Five things to do tomorrow that have nothing to do with V Day.
Mundo Latinx @ Fashion Space Gallery.
Last week, Mundo Latinx (Latinx World) arrived at London College of Fashion’s “Fashion Space Gallery”. Exploring art, culture and identity in Latin America, the exhibition showcases a variety of artists’ work around the themes of empowerment, justice and visibility within current cultural and sociopolitical structures.
Expect a celebration of fashion, indigenous communities, heritage and activism through film, textiles and fashion design, photography and illustration…
Mundo Latinx was curated by White Line Projects and commissioned by Ligaya Salazar, with Graphic Design by Studio Rejane Dal Bello.
The Luna Cinema pop up at The Natural History Museum.
Just when the novelty of pop up cinemas was starting to feel like a distant, summer exclusive memory, The Luna Cinema – aka The UK’s leading producer of pop-up film screenings – came through with something special.
Over the next few days you can watch rom-com faves Love Actually and A Star Is Born, as well as anti-Valentine’s screenings of Kill Bill Vol 1 and Thelma and Louise. Oh, and they’re hosted at the stunning Natural History Museum.
Our pick’s Pretty Woman, and we’ll be silently crying a few rows in front of you.
Catch Queen Neneh Cherry live at Roundhouse.
Yep, Neneh Cherry’s still going strong. To promote 2018’s album Broken Politics featuring “Natural Skin Deep” (last week’s dreamy new video above), Cherry’ embarked on a full EU tour yesterday.
You can still catch her at Camden’s Roundhouse on Thursday. Grab a ticket for your Mum, and what are you waiting for?
Swinging London: A Lifestyle Revolution at the Fashion and Textile Museum.
Last week, the Fashion and Textile Musem debuted Swinging London: A Lifestyle Revolution, showcasing the fashion and art of the “Chelsea Set” – a group of radical young designers, artists, architects and photographers who revolutionised the culture of the 1950s.
The exhibition will spotlight rare and famous work by fashoin designer Mary Quant and designer and restauranteur Terence Conran, as well as Bernard and Laura Ashley, artist and photographer Nigel Henderson and sculptor Eduardo Paolozzi.
Superhoe by Nicôle Lecky.
You might have already heard of Superhoe, the performance debut of writer Nicôle Lecky’s monologue about the realities of life as a 24-year-old mixed-race East Londoner, co-produced by Talawa Theatre and the Royal Court, which is currently showing at Sloane Square’s The Royal Court Theatre.

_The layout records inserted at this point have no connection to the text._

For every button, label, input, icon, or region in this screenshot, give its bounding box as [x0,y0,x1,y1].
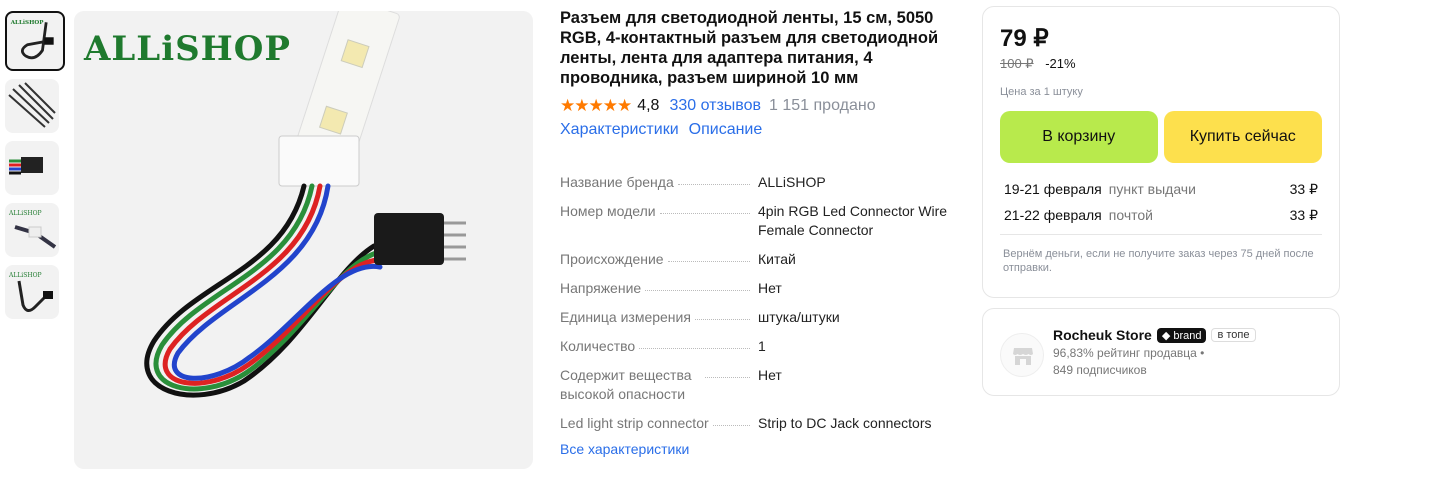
spec-value: ALLiSHOP [758,174,826,190]
svg-text:ALLiSHOP: ALLiSHOP [10,20,45,26]
spec-value: штука/штуки [758,309,840,325]
spec-key: Единица измерения [560,308,695,327]
spec-row: Количество 1 [560,337,960,356]
buy-now-button[interactable]: Купить сейчас [1163,111,1322,163]
seller-followers: 849 подписчиков [1053,363,1147,377]
spec-key: Напряжение [560,279,646,298]
delivery-row[interactable]: 19-21 февраля пункт выдачи 33 ₽ [1000,176,1322,202]
delivery-date: 19-21 февраля [1004,181,1102,197]
tag-icon: ◆ [1161,329,1171,342]
delivery-price: 33 ₽ [1289,180,1318,197]
brand-badge-label: brand [1173,329,1202,342]
spec-value: Нет [758,280,782,296]
per-unit-note: Цена за 1 штуку [1000,86,1083,98]
sold-count: 1 151 продано [769,97,876,114]
refund-note: Вернём деньги, если не получите заказ че… [1003,248,1314,274]
seller-rating-text: 96,83% рейтинг продавца [1053,346,1197,360]
spec-row: Содержит вещества высокой опасности Нет [560,366,960,404]
spec-key: Номер модели [560,202,660,240]
thumbnail-3[interactable] [5,141,59,195]
seller-rating: 96,83% рейтинг продавца • [1053,346,1205,360]
spec-row: Номер модели 4pin RGB Led Connector Wire… [560,202,960,240]
spec-row: Происхождение Китай [560,250,960,269]
thumbnail-4[interactable]: ALLiSHOP [5,203,59,257]
delivery-method: почтой [1108,207,1153,223]
brand-badge: ◆ brand [1156,327,1207,343]
product-info: Разъем для светодиодной ленты, 15 см, 50… [560,8,960,457]
thumbnail-1[interactable]: ALLiSHOP [5,11,65,71]
spec-key: Led light strip connector [560,414,713,433]
add-to-cart-button[interactable]: В корзину [1000,111,1158,163]
seller-card[interactable]: Rocheuk Store ◆ brand в топе 96,83% рейт… [982,308,1340,396]
delivery-method: пункт выдачи [1108,181,1196,197]
star-rating-icon: ★★★★★ [560,96,632,115]
old-price: 100 ₽ [1000,56,1034,71]
main-product-image[interactable]: ALLiSHOP [74,11,533,469]
spec-key: Количество [560,337,640,356]
tab-description[interactable]: Описание [689,121,763,139]
current-price: 79 ₽ [1000,25,1049,52]
thumbnail-list: ALLiSHOP ALLiSHOP ALLiSHOP [5,11,65,327]
spec-key: Название бренда [560,173,678,192]
delivery-row[interactable]: 21-22 февраля почтой 33 ₽ [1000,202,1322,228]
spec-value: Strip to DC Jack connectors [758,415,932,431]
rating-value: 4,8 [637,97,660,114]
spec-value: 4pin RGB Led Connector Wire Female Conne… [758,203,948,238]
delivery-price: 33 ₽ [1289,206,1318,223]
svg-text:ALLiSHOP: ALLiSHOP [8,210,42,217]
spec-row: Напряжение Нет [560,279,960,298]
spec-row: Led light strip connector Strip to DC Ja… [560,414,960,433]
top-badge: в топе [1211,328,1256,342]
spec-row: Название бренда ALLiSHOP [560,173,960,192]
product-title: Разъем для светодиодной ленты, 15 см, 50… [560,9,939,87]
info-tabs: Характеристики Описание [560,121,960,139]
reviews-link[interactable]: 330 отзывов [669,97,761,115]
divider [1000,234,1322,235]
spec-value: Нет [758,367,782,383]
price-card: 79 ₽ 100 ₽ -21% Цена за 1 штуку В корзин… [982,6,1340,298]
delivery-options: 19-21 февраля пункт выдачи 33 ₽ 21-22 фе… [1000,176,1322,228]
svg-text:ALLiSHOP: ALLiSHOP [8,272,42,279]
spec-value: Китай [758,251,796,267]
thumbnail-5[interactable]: ALLiSHOP [5,265,59,319]
action-buttons: В корзину Купить сейчас [1000,111,1322,163]
thumbnail-2[interactable] [5,79,59,133]
spec-row: Единица измерения штука/штуки [560,308,960,327]
store-icon [1000,333,1044,377]
specs-table: Название бренда ALLiSHOP Номер модели 4p… [560,173,960,457]
old-price-row: 100 ₽ -21% [1000,56,1322,72]
discount-badge: -21% [1045,56,1076,71]
tab-characteristics[interactable]: Характеристики [560,121,679,139]
delivery-date: 21-22 февраля [1004,207,1102,223]
all-specs-link[interactable]: Все характеристики [560,441,960,457]
seller-name[interactable]: Rocheuk Store [1053,327,1152,343]
brand-logo: ALLiSHOP [84,29,291,69]
spec-value: 1 [758,338,766,354]
spec-key: Содержит вещества высокой опасности [560,366,705,404]
rating-row: ★★★★★ 4,8 330 отзывов 1 151 продано [560,95,960,117]
spec-key: Происхождение [560,250,668,269]
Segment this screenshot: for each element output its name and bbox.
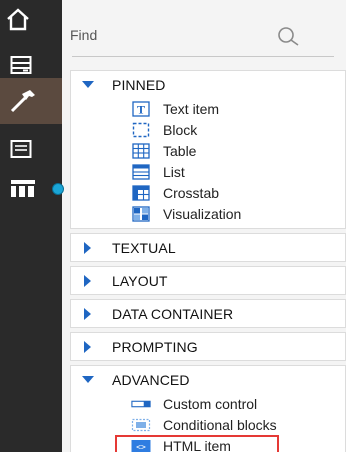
search-input[interactable] xyxy=(70,24,310,46)
toolbox-button[interactable] xyxy=(0,78,62,124)
item-label: Text item xyxy=(163,100,220,117)
group-label: DATA CONTAINER xyxy=(112,305,234,322)
search-underline xyxy=(72,56,334,57)
group-label: TEXTUAL xyxy=(112,239,176,256)
group-label: LAYOUT xyxy=(112,272,168,289)
group-header-prompting[interactable]: PROMPTING xyxy=(71,333,345,360)
home-icon xyxy=(7,8,29,31)
group-label: PROMPTING xyxy=(112,338,198,355)
group-header-advanced[interactable]: ADVANCED xyxy=(71,366,345,393)
chevron-down-icon xyxy=(82,374,94,386)
left-toolbar xyxy=(0,0,62,452)
block-icon xyxy=(131,122,151,137)
search-icon[interactable] xyxy=(276,26,302,48)
item-label: Crosstab xyxy=(163,184,220,201)
chevron-down-icon xyxy=(82,79,94,91)
toolbox-item-custom-control[interactable]: Custom control xyxy=(71,393,345,414)
toolbox-icon xyxy=(10,90,35,113)
group-header-pinned[interactable]: PINNED xyxy=(71,71,345,98)
queries-icon xyxy=(11,180,35,197)
toolbox-item-conditional-blocks[interactable]: Conditional blocks xyxy=(71,414,345,435)
item-label: Visualization xyxy=(163,205,242,222)
chevron-right-icon xyxy=(82,340,94,353)
highlight-frame xyxy=(115,435,279,452)
visualization-icon xyxy=(131,205,151,222)
group-advanced: ADVANCED Custom control Conditional bloc… xyxy=(70,365,346,452)
custom-control-icon xyxy=(131,397,151,411)
toolbox-item-text-item[interactable]: T Text item xyxy=(71,98,345,119)
chevron-right-icon xyxy=(82,307,94,320)
conditional-blocks-icon xyxy=(131,418,151,432)
text-item-icon: T xyxy=(131,100,151,117)
list-icon xyxy=(131,163,151,180)
home-button[interactable] xyxy=(0,0,62,40)
pages-icon xyxy=(10,140,32,158)
toolbox-item-crosstab[interactable]: Crosstab xyxy=(71,182,345,203)
item-label: List xyxy=(163,163,185,180)
group-data-container: DATA CONTAINER xyxy=(70,299,346,328)
toolbox-tree: PINNED T Text item Block Table List Cros… xyxy=(70,70,346,452)
toolbox-item-block[interactable]: Block xyxy=(71,119,345,140)
item-label: Conditional blocks xyxy=(163,416,277,433)
toolbox-item-list[interactable]: List xyxy=(71,161,345,182)
chevron-right-icon xyxy=(82,274,94,287)
toolbox-item-table[interactable]: Table xyxy=(71,140,345,161)
item-label: Table xyxy=(163,142,197,159)
toolbox-item-visualization[interactable]: Visualization xyxy=(71,203,345,224)
item-label: Custom control xyxy=(163,395,258,412)
group-label: ADVANCED xyxy=(112,371,190,388)
item-label: Block xyxy=(163,121,198,138)
crosstab-icon xyxy=(131,184,151,201)
group-pinned: PINNED T Text item Block Table List Cros… xyxy=(70,70,346,229)
status-dot xyxy=(52,183,64,195)
group-prompting: PROMPTING xyxy=(70,332,346,361)
toolbox-item-html-item[interactable]: <> HTML item xyxy=(71,435,345,452)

Focusing on the trials and tribulations of dropping out of University (and, in turn, spending hours on end alone scrolling through social media), Lecky explores the intricacies of every-day life as a London-based millennial:
“I’m a singer slash rapper. I’m not the sort of girl that will be working in fucking Wetherspoons for 8 pounds an hour […] I look at my page and think ‘Fuck me do I want her life!’ then I remember I do have my life – only it feels a bit different.”